Le travail se concentre sur les poissons qui habitent les rivières et les lacs, essentiels à la pêche, aux loisirs et à l'alimentation de millions de personnes, même si presque personne ne connaît leur nom. La question sous-jacente est simple. Peut-on anticiper l'effondrement d'une population avant que la perte ne soit constatée dans la canne à pêche du dimanche ou dans le menu du jour.
Après cinq années de collecte et de nettoyage des données, l’équipe a formé un modèle d’apprentissage automatique avec des informations provenant de 10 631 espèces de poissons d’eau douce. L'outil intègre des données provenant de douze sources publiques, notamment de l'Union internationale pour la conservation de la nature (UICN), et combine cinquante-deux variables allant des barrages et prélèvements d'eau à la pollution ou aux espèces envahissantes. Au lieu de se limiter aux espèces vulnérables ou en voie de disparition, l’IA étudie également celles qui restent les moins préoccupantes pour savoir ce qui fonctionne.

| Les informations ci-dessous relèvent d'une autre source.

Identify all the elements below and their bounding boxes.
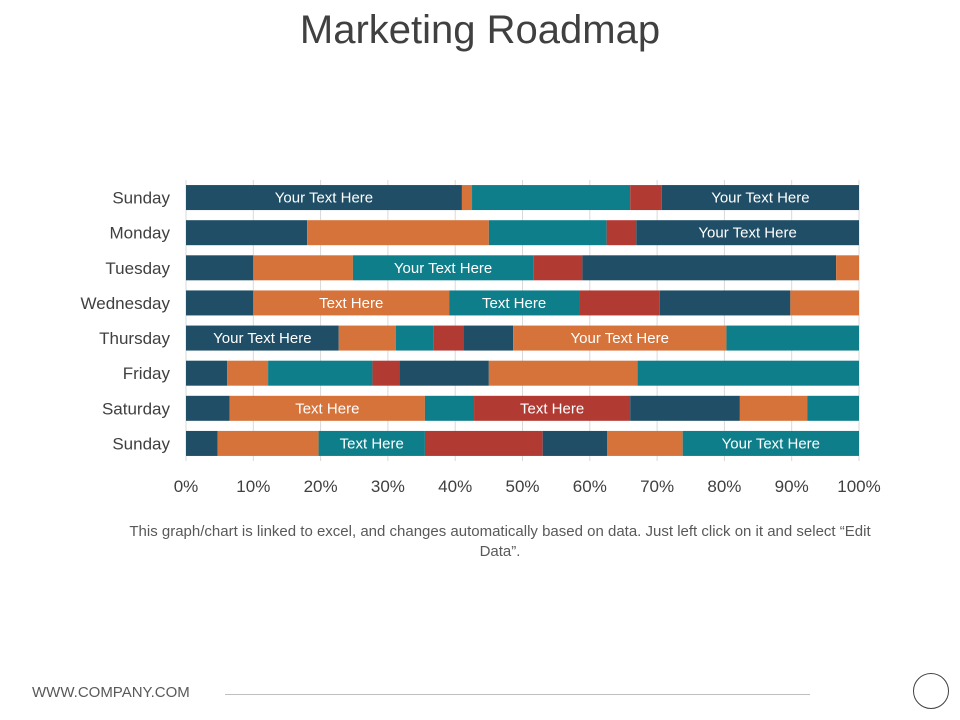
footer-divider	[225, 694, 810, 695]
bar-segment	[318, 430, 425, 456]
x-tick-label: 100%	[837, 477, 880, 496]
bar-segment	[461, 185, 473, 211]
segment-label: Your Text Here	[571, 330, 669, 347]
x-tick-label: 70%	[640, 477, 674, 496]
stacked-bar-chart: 0% 10% 20% 30% 40% 50% 60% 70% 80% 90% 100% Sunday Y…	[81, 180, 881, 496]
bar-segment	[790, 290, 859, 316]
bar-segment	[186, 395, 230, 421]
circle-icon	[913, 673, 949, 709]
bar-segment	[682, 430, 859, 456]
bar-segment	[186, 360, 228, 386]
category-label: Monday	[110, 224, 171, 243]
bar-segment	[542, 430, 608, 456]
bar-segment	[488, 220, 607, 246]
bar-segment	[463, 325, 514, 351]
bar-segment	[186, 185, 462, 211]
category-label: Wednesday	[81, 294, 171, 313]
bar-segment	[582, 255, 837, 281]
bar-segment	[579, 290, 660, 316]
bar-segment	[449, 290, 580, 316]
x-tick-label: 80%	[707, 477, 741, 496]
segment-label: Your Text Here	[711, 190, 809, 207]
bar-segment	[661, 185, 859, 211]
bar-segment	[217, 430, 319, 456]
chart-caption: This graph/chart is linked to excel, and…	[129, 523, 871, 560]
category-label: Thursday	[99, 329, 170, 348]
footer-url: WWW.COMPANY.COM	[32, 684, 190, 701]
bar-segment	[836, 255, 859, 281]
page-title: Marketing Roadmap	[299, 8, 661, 52]
bar-segment	[474, 395, 631, 421]
x-tick-label: 40%	[438, 477, 472, 496]
segment-label: Text Here	[520, 400, 584, 417]
x-tick-label: 50%	[505, 477, 539, 496]
bar-segment	[395, 325, 434, 351]
bar-segment	[472, 185, 631, 211]
x-tick-label: 30%	[371, 477, 405, 496]
bar-segment	[352, 255, 534, 281]
bar-segment	[433, 325, 464, 351]
category-label: Sunday	[112, 189, 170, 208]
bar-segment	[229, 395, 425, 421]
segment-label: Text Here	[295, 400, 359, 417]
bar-segment	[186, 255, 254, 281]
bar-segment	[807, 395, 859, 421]
bar-segment	[186, 220, 308, 246]
category-label: Saturday	[102, 399, 171, 418]
bar-segment	[253, 290, 450, 316]
bar-segment	[630, 185, 662, 211]
bar-segment	[424, 430, 543, 456]
bar-segment	[307, 220, 489, 246]
bar-segment	[186, 430, 218, 456]
segment-label: Your Text Here	[394, 260, 492, 277]
x-tick-label: 0%	[174, 477, 199, 496]
x-tick-label: 90%	[775, 477, 809, 496]
x-tick-label: 60%	[573, 477, 607, 496]
segment-label: Your Text Here	[275, 190, 373, 207]
bar-segment	[739, 395, 808, 421]
bar-segment	[338, 325, 396, 351]
segment-label: Text Here	[482, 295, 546, 312]
x-tick-label: 10%	[236, 477, 270, 496]
bar-segment	[268, 360, 373, 386]
bar-segment	[630, 395, 740, 421]
segment-label: Your Text Here	[722, 435, 820, 452]
category-label: Friday	[123, 364, 171, 383]
bar-segment	[372, 360, 400, 386]
bar-segment	[636, 220, 859, 246]
bar-segment	[424, 395, 475, 421]
bar-segment	[607, 430, 683, 456]
bar-segment	[186, 290, 254, 316]
bar-segment	[488, 360, 638, 386]
segment-label: Your Text Here	[213, 330, 311, 347]
bar-segment	[399, 360, 489, 386]
segment-label: Text Here	[319, 295, 383, 312]
x-tick-label: 20%	[304, 477, 338, 496]
bar-segment	[726, 325, 859, 351]
bar-segment	[513, 325, 727, 351]
category-label: Sunday	[112, 434, 170, 453]
category-label: Tuesday	[105, 259, 170, 278]
bar-segment	[606, 220, 637, 246]
bar-segment	[253, 255, 353, 281]
bar-segment	[186, 325, 339, 351]
bar-segment	[533, 255, 583, 281]
bar-segment	[637, 360, 859, 386]
segment-label: Your Text Here	[698, 225, 796, 242]
bar-segment	[227, 360, 269, 386]
bar-segment	[659, 290, 791, 316]
segment-label: Text Here	[340, 435, 404, 452]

Grâce à ces informations, le modèle décide si une espèce est menacée ou non et atteint une précision proche de 88 pour cent, avec près de 90 pour cent de précision pour les espèces sûres et un peu plus de 80 pour cent pour celles qui souffrent déjà de problèmes. Le co-auteur J. Andres Olivos, chercheur à l'Université d'État de l'Oregon, résume que la conservation est similaire à la santé humaine parce que les signaux de bien-être sont plus clairs que les nombreuses voies différentes menant à la maladie.
Les résultats indiquent que l’endroit où vit un poisson l’emporte sur ses caractéristiques biologiques. Les rivières aux débits plus stables, mieux desservies et soumises à moins de barrages et de débits concentrent davantage d'espèces non menacées. En revanche, la fragmentation, la perte d'habitat ou une forte empreinte humaine augmentent la probabilité que le modèle voit un risque élevé, même lorsque l'espèce n'est pas encore entrée dans la zone rouge de la Liste rouge.
Pour Murphy, l’essentiel est que l’outil nous permette d’identifier les conditions qui maintiennent les espèces hors des listes de menaces et de les reproduire là où il y a encore de la place. Cela peut se traduire par une priorité à la restauration de certains tronçons de rivière. Ivan Arismendi, un autre des auteurs, rappelle que l'on tente souvent de protéger les espèces lorsqu'il est trop tard et que des modèles comme celui-ci aident à déplacer les ressources avant que les populations ne tombent en chute libre.
Pour les autorités qui gèrent les rivières et les pêcheries, disposer d’une carte mondiale des risques ouvre la porte à une conservation plus préventive. En pratique, il s'agit de croiser les données des barrages, de l'irrigation, des débits ou des zones protégées pour localiser les tronçons de rivière où il est encore possible d'éviter les dégradations. Les auteurs voient qu'il est possible d'adapter l'approche à d'autres groupes, tels que les oiseaux ou les arbres, ce qui étendrait son utilité au-delà des poissons. L'étude scientifique complète, intitulée « L'environnement, la taxonomie et la socio-économie prédisent la non-mise en péril des poissons d'eau douce », a été publiée dans la revue Communications naturelles.
L'entrée L'IA analyse 52 variables et découvre la peur la plus inquiétante : plus de 10 000 espèces d'eau douce présentant des risques cachés, même celles que l'on pensait sûres. La liste secrète qui pourrait annoncer la prochaine vague d’extinctions a été publiée pour la première fois sur ECOticias.com.